In requesting mitigation of the proposed penalty, the factors addressed in Section VI.B.2 of the Enforcement Policy should be addressed. Any written answer in accordance with 10 CFR 2.205 should be set forth separately from the statement or explanation in reply pursuant to 10 CFR 2.201, but may incorporate parts of the 10 CFR 2.201 reply by specific reference (e.g., citing page and paragraph numbers) to avoid repetition. The attention of the Licensee is directed to the other provisions of 10 CFR 2.205, regarding the procedure for imposing a civil penalty.
Upon failure to pay any civil penalty due which subsequently has been determined in accordance with the applicable provisions of 10 CFR 2.205, this matter may be referred to the Attorney General, and the penalty, unless compromised, remitted, or mitigated, may be collected by civil action pursuant to Section 234c of the Act, 42 U.S.C. 2282c.
The response noted above (Reply to Notice of Violation, letter with payment of civil penalty, and Answer to a Notice of Violation) should be addressed to: James Lieberman, Director, Office of Enforcement, U.S. Nuclear Regulatory Commission, One White Flint North, 11555 Rockville Pike, Rockville, MD 20852-2738, with a copy to the Regional Administrator, U.S. Nuclear Regulatory Commission, Region I.

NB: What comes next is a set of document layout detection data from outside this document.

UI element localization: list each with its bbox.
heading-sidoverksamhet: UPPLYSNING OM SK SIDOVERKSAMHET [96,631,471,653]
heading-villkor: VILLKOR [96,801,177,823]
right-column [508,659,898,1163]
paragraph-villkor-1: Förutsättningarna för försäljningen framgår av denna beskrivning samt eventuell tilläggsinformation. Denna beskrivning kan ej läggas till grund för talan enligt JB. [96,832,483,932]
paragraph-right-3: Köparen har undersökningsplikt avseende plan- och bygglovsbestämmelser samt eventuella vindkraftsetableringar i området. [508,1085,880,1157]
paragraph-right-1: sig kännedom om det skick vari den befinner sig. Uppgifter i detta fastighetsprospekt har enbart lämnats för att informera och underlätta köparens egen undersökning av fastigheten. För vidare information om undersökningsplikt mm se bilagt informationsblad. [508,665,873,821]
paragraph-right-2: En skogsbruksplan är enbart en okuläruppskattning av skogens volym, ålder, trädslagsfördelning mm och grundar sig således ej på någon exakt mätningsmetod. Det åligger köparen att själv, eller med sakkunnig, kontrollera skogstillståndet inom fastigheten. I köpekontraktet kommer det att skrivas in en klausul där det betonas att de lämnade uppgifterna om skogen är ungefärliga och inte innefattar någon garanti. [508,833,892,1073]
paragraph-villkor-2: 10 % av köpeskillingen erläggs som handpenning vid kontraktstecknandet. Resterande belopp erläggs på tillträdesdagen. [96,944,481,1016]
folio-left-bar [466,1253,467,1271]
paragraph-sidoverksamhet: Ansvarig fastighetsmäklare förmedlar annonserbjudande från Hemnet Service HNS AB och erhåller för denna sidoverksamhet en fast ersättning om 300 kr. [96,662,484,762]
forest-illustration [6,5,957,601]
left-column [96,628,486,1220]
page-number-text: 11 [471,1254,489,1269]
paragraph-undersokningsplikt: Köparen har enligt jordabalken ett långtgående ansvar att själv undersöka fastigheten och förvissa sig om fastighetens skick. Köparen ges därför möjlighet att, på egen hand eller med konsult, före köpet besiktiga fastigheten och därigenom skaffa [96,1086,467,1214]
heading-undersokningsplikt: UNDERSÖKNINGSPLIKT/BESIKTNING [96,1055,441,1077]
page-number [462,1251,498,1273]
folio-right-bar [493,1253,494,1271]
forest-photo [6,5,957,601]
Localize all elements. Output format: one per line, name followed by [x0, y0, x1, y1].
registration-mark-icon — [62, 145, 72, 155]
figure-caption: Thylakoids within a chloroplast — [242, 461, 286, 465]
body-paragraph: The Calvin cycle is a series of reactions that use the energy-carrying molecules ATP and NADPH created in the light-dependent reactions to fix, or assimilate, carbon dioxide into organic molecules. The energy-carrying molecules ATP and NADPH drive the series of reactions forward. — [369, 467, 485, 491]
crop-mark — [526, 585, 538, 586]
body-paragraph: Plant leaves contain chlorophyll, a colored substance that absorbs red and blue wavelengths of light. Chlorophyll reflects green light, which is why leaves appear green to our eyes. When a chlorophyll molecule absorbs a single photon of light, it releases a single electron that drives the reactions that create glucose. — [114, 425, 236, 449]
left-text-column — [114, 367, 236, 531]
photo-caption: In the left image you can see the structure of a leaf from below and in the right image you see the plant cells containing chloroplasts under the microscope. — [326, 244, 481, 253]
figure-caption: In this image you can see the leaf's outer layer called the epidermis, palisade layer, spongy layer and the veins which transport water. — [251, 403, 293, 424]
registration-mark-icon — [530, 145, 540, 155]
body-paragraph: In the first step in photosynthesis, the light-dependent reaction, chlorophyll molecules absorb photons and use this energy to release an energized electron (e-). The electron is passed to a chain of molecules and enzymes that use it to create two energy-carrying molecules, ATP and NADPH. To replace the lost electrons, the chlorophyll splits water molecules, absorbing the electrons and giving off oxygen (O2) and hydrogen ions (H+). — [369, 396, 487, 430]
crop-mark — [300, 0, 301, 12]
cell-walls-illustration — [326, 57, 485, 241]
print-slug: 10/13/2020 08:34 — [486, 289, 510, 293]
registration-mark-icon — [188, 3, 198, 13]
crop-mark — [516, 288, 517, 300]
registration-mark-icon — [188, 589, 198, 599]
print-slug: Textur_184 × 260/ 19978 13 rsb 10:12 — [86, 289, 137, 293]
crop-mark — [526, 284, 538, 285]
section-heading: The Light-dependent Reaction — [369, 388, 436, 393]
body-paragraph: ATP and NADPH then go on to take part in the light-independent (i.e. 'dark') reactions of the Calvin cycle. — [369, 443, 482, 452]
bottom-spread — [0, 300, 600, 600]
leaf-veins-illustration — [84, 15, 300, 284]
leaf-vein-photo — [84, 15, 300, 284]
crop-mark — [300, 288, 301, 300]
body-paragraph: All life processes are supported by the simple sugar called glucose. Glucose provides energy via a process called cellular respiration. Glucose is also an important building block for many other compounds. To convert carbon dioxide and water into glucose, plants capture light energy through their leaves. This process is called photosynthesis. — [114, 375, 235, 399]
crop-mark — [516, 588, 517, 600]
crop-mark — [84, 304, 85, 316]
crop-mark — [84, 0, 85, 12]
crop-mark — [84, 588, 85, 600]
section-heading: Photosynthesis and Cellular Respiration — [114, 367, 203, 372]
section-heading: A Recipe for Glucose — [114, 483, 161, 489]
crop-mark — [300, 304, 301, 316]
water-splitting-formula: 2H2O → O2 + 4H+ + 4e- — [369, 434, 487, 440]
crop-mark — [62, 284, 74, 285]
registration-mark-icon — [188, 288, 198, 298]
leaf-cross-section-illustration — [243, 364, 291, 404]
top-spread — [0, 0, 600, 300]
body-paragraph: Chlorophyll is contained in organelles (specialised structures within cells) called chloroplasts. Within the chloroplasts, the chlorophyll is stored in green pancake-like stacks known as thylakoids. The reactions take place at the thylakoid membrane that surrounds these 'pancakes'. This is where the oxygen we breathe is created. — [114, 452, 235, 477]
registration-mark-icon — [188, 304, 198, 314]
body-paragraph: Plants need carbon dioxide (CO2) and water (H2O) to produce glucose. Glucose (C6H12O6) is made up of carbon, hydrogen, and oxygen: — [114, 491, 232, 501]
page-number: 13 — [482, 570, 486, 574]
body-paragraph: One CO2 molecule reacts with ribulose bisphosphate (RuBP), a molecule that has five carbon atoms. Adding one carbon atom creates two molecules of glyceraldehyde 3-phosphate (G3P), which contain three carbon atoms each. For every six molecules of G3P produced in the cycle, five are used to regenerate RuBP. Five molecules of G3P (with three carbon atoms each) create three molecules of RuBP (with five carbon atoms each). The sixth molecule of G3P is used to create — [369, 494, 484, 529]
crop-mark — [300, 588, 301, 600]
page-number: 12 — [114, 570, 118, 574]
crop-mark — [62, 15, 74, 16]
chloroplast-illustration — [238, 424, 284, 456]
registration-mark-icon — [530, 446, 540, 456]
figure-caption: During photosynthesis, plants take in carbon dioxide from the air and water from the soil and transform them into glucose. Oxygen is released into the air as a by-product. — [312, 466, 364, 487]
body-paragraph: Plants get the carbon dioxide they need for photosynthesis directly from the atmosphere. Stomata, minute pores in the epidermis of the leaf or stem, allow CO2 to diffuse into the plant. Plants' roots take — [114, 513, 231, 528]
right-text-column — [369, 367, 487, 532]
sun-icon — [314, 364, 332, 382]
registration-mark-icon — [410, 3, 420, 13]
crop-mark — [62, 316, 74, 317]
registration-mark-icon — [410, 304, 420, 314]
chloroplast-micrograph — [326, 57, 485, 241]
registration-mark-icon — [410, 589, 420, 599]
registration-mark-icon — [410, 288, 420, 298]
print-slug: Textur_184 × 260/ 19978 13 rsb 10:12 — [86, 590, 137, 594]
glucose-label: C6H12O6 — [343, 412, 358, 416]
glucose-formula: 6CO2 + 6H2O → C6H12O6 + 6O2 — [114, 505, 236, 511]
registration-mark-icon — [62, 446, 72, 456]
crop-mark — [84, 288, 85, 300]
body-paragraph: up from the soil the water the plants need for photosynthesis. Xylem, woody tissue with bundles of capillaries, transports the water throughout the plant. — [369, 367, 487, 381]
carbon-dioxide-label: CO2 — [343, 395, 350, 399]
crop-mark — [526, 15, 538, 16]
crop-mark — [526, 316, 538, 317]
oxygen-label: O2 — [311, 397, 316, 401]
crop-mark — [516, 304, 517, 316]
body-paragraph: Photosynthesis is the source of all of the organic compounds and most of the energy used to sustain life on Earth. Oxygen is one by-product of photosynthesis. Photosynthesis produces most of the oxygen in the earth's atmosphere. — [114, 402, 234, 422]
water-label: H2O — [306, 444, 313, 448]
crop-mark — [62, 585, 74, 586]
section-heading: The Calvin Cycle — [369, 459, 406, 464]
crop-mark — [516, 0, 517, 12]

Because your response will be placed in the NRC Public Document Room (PDR), to the extent possible, it should not include any personal privacy, proprietary, or safeguards information so that it can be placed in the PDR without redaction. If personal privacy or proprietary information is necessary to provide an acceptable response, then please provide a bracketed copy of your response that identifies the information that should be protected and a redacted copy of your response that deletes such information. If you request withholding of such material, you must specifically identify the portions of your response that you seek to have withheld and provide in detail the bases for your claim of withholding (e.g., explain why the disclosure of information will create an unwarranted invasion of personal privacy or provide the information required by 10 CFR 2.790(b) to support a request for withholding confidential commercial or financial information). If safeguards information is necessary to provide an acceptable response, please provide the level of protection described in 10 CFR 73.21.